Concurrent, however, with the idealist psychological explanation, De Beauvoir uses an orthodox economist approach. This leads to a definite evolutionism in her treatment in Volume I, which becomes a retrospective narrative of the different forms of the feminine condition in different societies through time – mainly in terms of the property system and its effects on women. To this she adds various supra-historical themes – myths of the eternal feminine, types of women through the ages, literary treatments of women – which do not modify the fundamental structure of her argument. The prospect for women’s liberation at the end is quite divorced from any historical development.
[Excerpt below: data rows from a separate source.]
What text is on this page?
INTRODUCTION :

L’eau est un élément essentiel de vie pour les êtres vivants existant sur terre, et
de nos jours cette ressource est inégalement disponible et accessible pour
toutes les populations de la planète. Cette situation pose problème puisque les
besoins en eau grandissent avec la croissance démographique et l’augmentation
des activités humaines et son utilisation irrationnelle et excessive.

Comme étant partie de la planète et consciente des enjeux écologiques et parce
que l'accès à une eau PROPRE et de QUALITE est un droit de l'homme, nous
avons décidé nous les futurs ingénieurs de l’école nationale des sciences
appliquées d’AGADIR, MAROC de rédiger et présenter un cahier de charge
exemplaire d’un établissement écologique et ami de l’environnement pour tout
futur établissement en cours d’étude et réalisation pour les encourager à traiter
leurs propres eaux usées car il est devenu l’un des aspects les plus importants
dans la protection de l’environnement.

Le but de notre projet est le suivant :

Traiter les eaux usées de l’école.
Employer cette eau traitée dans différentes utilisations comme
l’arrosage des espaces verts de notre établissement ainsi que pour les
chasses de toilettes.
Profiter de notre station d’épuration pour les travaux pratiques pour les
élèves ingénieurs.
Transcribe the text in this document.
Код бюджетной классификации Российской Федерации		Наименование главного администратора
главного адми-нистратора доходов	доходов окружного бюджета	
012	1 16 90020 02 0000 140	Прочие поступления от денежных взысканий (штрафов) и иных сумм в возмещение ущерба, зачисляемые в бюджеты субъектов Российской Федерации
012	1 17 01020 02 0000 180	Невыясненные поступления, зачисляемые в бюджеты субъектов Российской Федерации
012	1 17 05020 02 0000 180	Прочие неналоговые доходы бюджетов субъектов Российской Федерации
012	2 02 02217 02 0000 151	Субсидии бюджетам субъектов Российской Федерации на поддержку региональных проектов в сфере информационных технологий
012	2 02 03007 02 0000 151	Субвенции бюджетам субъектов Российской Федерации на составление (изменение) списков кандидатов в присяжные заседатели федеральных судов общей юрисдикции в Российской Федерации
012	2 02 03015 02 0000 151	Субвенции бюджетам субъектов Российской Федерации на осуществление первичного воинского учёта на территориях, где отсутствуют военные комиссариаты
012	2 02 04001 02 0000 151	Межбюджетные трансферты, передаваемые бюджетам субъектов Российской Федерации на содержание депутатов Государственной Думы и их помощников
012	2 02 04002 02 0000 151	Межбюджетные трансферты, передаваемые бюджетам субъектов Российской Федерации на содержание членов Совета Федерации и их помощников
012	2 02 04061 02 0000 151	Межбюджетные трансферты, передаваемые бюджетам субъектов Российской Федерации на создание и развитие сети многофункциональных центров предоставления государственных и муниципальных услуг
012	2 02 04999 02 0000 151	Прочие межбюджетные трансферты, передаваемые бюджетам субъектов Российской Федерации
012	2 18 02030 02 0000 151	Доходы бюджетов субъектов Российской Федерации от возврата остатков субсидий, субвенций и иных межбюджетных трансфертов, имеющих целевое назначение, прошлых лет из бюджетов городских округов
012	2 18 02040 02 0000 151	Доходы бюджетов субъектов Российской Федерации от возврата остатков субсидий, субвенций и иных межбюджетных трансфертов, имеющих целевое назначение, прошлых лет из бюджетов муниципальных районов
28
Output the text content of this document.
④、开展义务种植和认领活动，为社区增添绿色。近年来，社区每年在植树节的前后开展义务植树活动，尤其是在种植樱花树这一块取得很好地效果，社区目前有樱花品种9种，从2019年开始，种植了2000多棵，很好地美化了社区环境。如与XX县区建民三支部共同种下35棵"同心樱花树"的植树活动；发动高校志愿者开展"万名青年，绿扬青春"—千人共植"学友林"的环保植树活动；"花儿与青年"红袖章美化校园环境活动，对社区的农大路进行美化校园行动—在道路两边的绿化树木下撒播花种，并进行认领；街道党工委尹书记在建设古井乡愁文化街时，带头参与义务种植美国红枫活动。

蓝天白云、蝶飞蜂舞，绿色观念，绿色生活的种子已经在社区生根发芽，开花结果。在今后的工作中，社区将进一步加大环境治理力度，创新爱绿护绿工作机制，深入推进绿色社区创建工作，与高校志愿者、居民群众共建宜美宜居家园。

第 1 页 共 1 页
Thus, the classical socialist literature on the problem of woman’s condition is predominantly economist in emphasis, stressing her simple subordination to the institutions of private property. Her biological status underpins both her weakness as a producer in work relations and her importance as a possession in reproductive relations. De Beauvoir’s interpretation gives both factors a psychological cast, yet the framework of discussion is an evolutionist one which nevertheless fails noticeably to project a convincing image of the future, beyond asserting that socialism will involve the liberation of women as one of its constituent ‘moments’.
Kate Millet’s recent book Sexual Politics is also written within a socialist perspective. Millet states that the most important section of her book is the initial one where she develops a theory of patriarchy: the sexual politics whereby men establish their power and maintain control. The rest of the book discusses the history of sexual relations from 1830-1960, the psychological contributions to a concept of the feminine, the perspectives of contemporary ‘social sciences’, two paradigm instances of state manipulation of the family (Nazi Germany and the USSR) and, proportionally the largest section of all, notions of women and sex revealed in nineteenth- and twentieth-century literature. Presented like that it sounds random, but a unifying link sometimes explicitly emerges which makes it clear that these are not merely various illustrations of a ‘theory of patriarchy’, but essential contributions to its development.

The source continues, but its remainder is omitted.